Measure of lignin content in wood pulp

The kappa number is an indication of the residual lignin content or bleachability of wood pulp by a standardized analysis method.

== Measuring method ==
The kappa number is determined by ISO 302:2004. ISO 302 is applicable to all kinds of chemical and semi-chemical pulps and gives a kappa number in the range of 1–100. The kappa number is a measurement of standard potassium permanganate solution that the pulp will consume. The measurement is inflated by the presence of hexenuronic acids in the pulp. These compounds are formed during the chemical pulping process, from the hemicelluloses.

The kappa number can be monitored by online kappa analysers in a pulp mill, but these have to be calibrated with the ISO 302:2004 method.

== Application ==
The kappa number estimates the amount of chemicals required during bleaching of wood pulp to obtain a pulp with a given degree of whiteness.

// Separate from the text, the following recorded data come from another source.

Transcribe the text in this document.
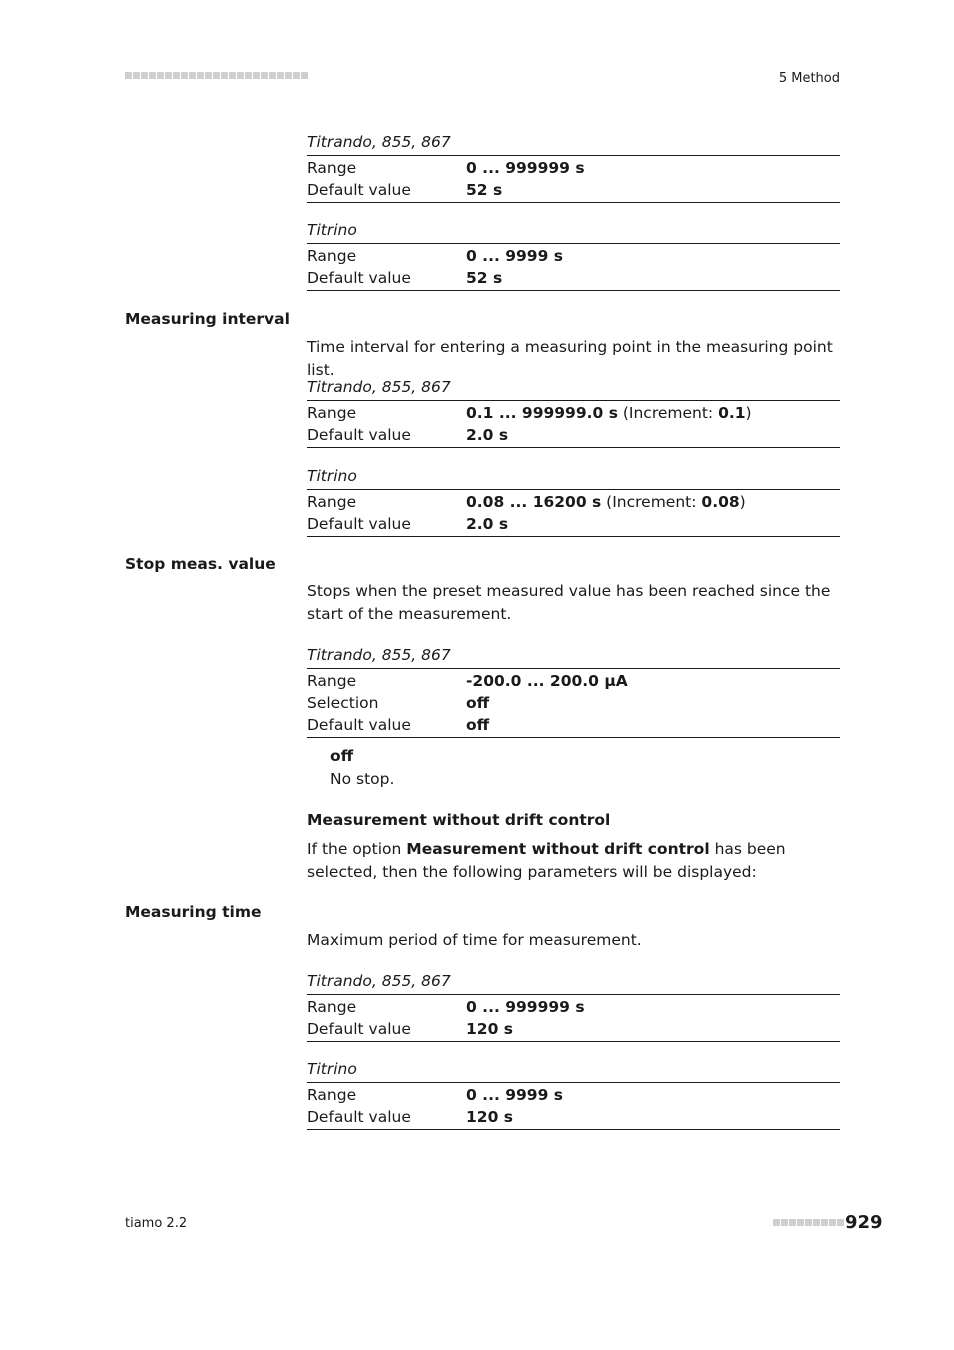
5 Method
Titrando, 855, 867
Range	0 ... 999999 s
Default value	52 s
Titrino
Range	0 ... 9999 s
Default value	52 s
Measuring interval
Time interval for entering a measuring point in the measuring point list.
Titrando, 855, 867
Range	0.1 ... 999999.0 s (Increment: 0.1)
Default value	2.0 s
Titrino
Range	0.08 ... 16200 s (Increment: 0.08)
Default value	2.0 s
Stop meas. value
Stops when the preset measured value has been reached since the start of the measurement.
Titrando, 855, 867
Range	-200.0 ... 200.0 µA
Selection	off
Default value	off
off
No stop.
Measurement without drift control
If the option Measurement without drift control has been selected, then the following parameters will be displayed:
Measuring time
Maximum period of time for measurement.
Titrando, 855, 867
Range	0 ... 999999 s
Default value	120 s
Titrino
Range	0 ... 9999 s
Default value	120 s
tiamo 2.2	929
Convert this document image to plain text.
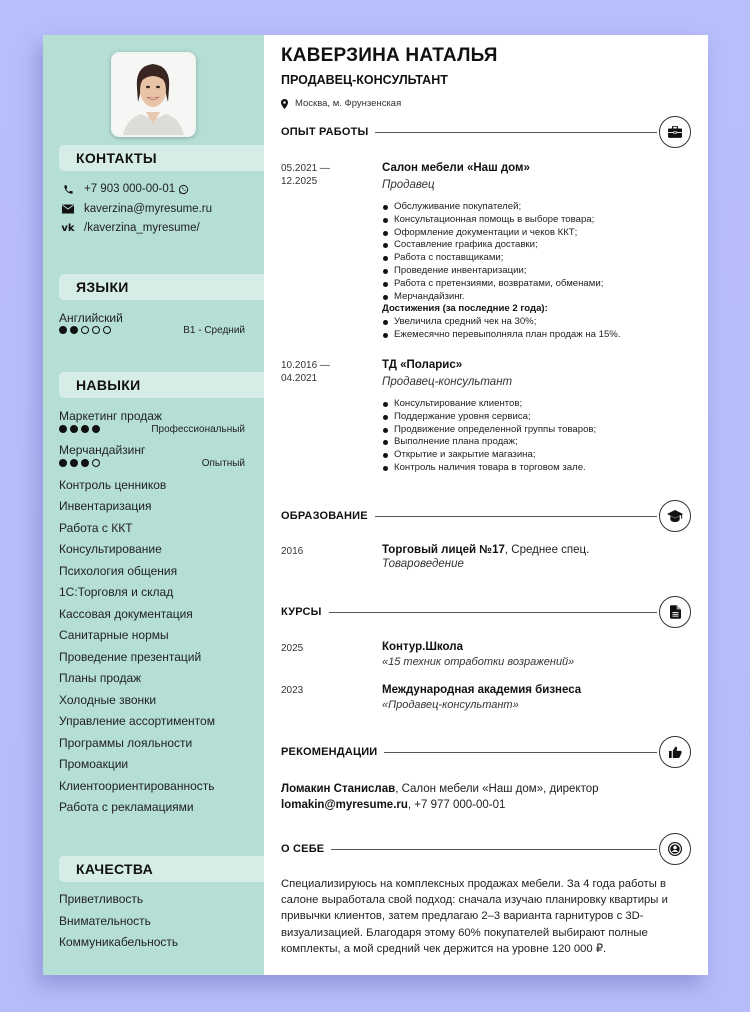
КОНТАКТЫ
+7 903 000-00-01
kaverzina@myresume.ru
vk /kaverzina_myresume/
ЯЗЫКИ
Английский
B1 - Средний
НАВЫКИ
Маркетинг продаж
Профессиональный
Мерчандайзинг
Опытный
Контроль ценников
Инвентаризация
Работа с ККТ
Консультирование
Психология общения
1С:Торговля и склад
Кассовая документация
Санитарные нормы
Проведение презентаций
Планы продаж
Холодные звонки
Управление ассортиментом
Программы лояльности
Промоакции
Клиентоориентированность
Работа с рекламациями
КАЧЕСТВА
Приветливость
Внимательность
Коммуникабельность
КАВЕРЗИНА НАТАЛЬЯ
ПРОДАВЕЦ-КОНСУЛЬТАНТ
Москва, м. Фрунзенская
ОПЫТ РАБОТЫ
05.2021 —
12.2025
Салон мебели «Наш дом»
Продавец
Обслуживание покупателей;
Консультационная помощь в выборе товара;
Оформление документации и чеков ККТ;
Составление графика доставки;
Работа с поставщиками;
Проведение инвентаризации;
Работа с претензиями, возвратами, обменами;
Мерчандайзинг.
Достижения (за последние 2 года):
Увеличила средний чек на 30%;
Ежемесячно перевыполняла план продаж на 15%.
10.2016 —
04.2021
ТД «Поларис»
Продавец-консультант
Консультирование клиентов;
Поддержание уровня сервиса;
Продвижение определенной группы товаров;
Выполнение плана продаж;
Открытие и закрытие магазина;
Контроль наличия товара в торговом зале.
ОБРАЗОВАНИЕ
2016	Торговый лицей №17, Среднее спец.
Товароведение
КУРСЫ
2025	Контур.Школа
«15 техник отработки возражений»
2023	Международная академия бизнеса
«Продавец-консультант»
РЕКОМЕНДАЦИИ
Ломакин Станислав, Салон мебели «Наш дом», директор
lomakin@myresume.ru, +7 977 000-00-01
О СЕБЕ
Специализируюсь на комплексных продажах мебели. За 4 года работы в салоне выработала свой подход: сначала изучаю планировку квартиры и привычки клиентов, затем предлагаю 2–3 варианта гарнитуров с 3D-визуализацией. Благодаря этому 60% покупателей выбирают полные комплекты, а мой средний чек держится на уровне 120 000 ₽.
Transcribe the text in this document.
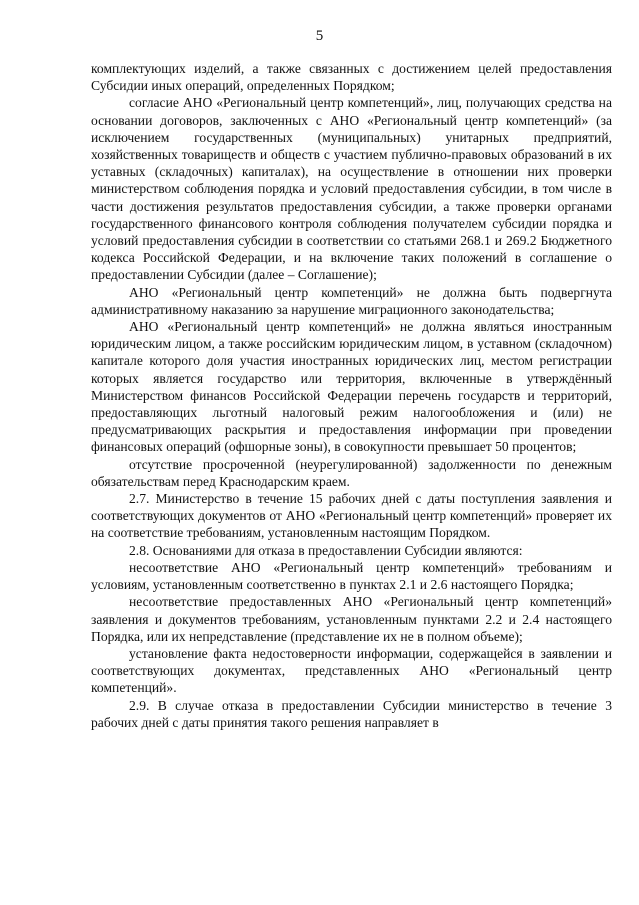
5

комплектующих изделий, а также связанных с достижением целей предоставления Субсидии иных операций, определенных Порядком;

согласие АНО «Региональный центр компетенций», лиц, получающих средства на основании договоров, заключенных с АНО «Региональный центр компетенций» (за исключением государственных (муниципальных) унитарных предприятий, хозяйственных товариществ и обществ с участием публично-правовых образований в их уставных (складочных) капиталах), на осуществление в отношении них проверки министерством соблюдения порядка и условий предоставления субсидии, в том числе в части достижения результатов предоставления субсидии, а также проверки органами государственного финансового контроля соблюдения получателем субсидии порядка и условий предоставления субсидии в соответствии со статьями 268.1 и 269.2 Бюджетного кодекса Российской Федерации, и на включение таких положений в соглашение о предоставлении Субсидии (далее – Соглашение);

АНО «Региональный центр компетенций» не должна быть подвергнута административному наказанию за нарушение миграционного законодательства;

АНО «Региональный центр компетенций» не должна являться иностранным юридическим лицом, а также российским юридическим лицом, в уставном (складочном) капитале которого доля участия иностранных юридических лиц, местом регистрации которых является государство или территория, включенные в утверждённый Министерством финансов Российской Федерации перечень государств и территорий, предоставляющих льготный налоговый режим налогообложения и (или) не предусматривающих раскрытия и предоставления информации при проведении финансовых операций (офшорные зоны), в совокупности превышает 50 процентов;

отсутствие просроченной (неурегулированной) задолженности по денежным обязательствам перед Краснодарским краем.

2.7. Министерство в течение 15 рабочих дней с даты поступления заявления и соответствующих документов от АНО «Региональный центр компетенций» проверяет их на соответствие требованиям, установленным настоящим Порядком.

2.8. Основаниями для отказа в предоставлении Субсидии являются:

несоответствие АНО «Региональный центр компетенций» требованиям и условиям, установленным соответственно в пунктах 2.1 и 2.6 настоящего Порядка;

несоответствие предоставленных АНО «Региональный центр компетенций» заявления и документов требованиям, установленным пунктами 2.2 и 2.4 настоящего Порядка, или их непредставление (представление их не в полном объеме);

установление факта недостоверности информации, содержащейся в заявлении и соответствующих документах, представленных АНО «Региональный центр компетенций».

2.9. В случае отказа в предоставлении Субсидии министерство в течение 3 рабочих дней с даты принятия такого решения направляет в
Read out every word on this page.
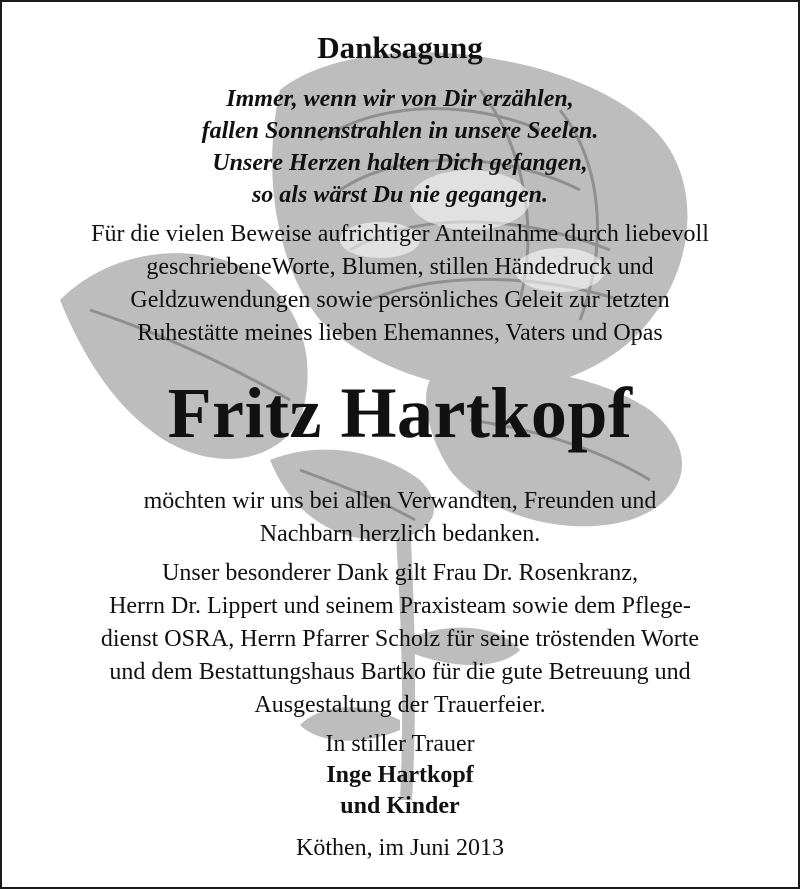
Danksagung
Immer, wenn wir von Dir erzählen,
fallen Sonnenstrahlen in unsere Seelen.
Unsere Herzen halten Dich gefangen,
so als wärst Du nie gegangen.
Für die vielen Beweise aufrichtiger Anteilnahme durch liebevoll
geschriebeneWorte, Blumen, stillen Händedruck und
Geldzuwendungen sowie persönliches Geleit zur letzten
Ruhestätte meines lieben Ehemannes, Vaters und Opas
Fritz Hartkopf
möchten wir uns bei allen Verwandten, Freunden und
Nachbarn herzlich bedanken.
Unser besonderer Dank gilt Frau Dr. Rosenkranz,
Herrn Dr. Lippert und seinem Praxisteam sowie dem Pflege-
dienst OSRA, Herrn Pfarrer Scholz für seine tröstenden Worte
und dem Bestattungshaus Bartko für die gute Betreuung und
Ausgestaltung der Trauerfeier.
In stiller Trauer
Inge Hartkopf
und Kinder
Köthen, im Juni 2013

Since the amount of bleach needed is related to the lignin content of the pulp, the kappa number can be used to monitor the effectiveness of the lignin-extraction phase of the pulping process. It is approximately proportional to the residual lignin content of the pulp.

 K ≈ c × L

Where:

 K: kappa number;

 c: constant ≈ 6,57 (dependent on process and wood);

 L: lignin content in percent.

The kappa number for bleachable pulps are in the range of 25–30, sack paper pulps in the range 45-55 and pulps for corrugated fiberboard are in the range 60-110.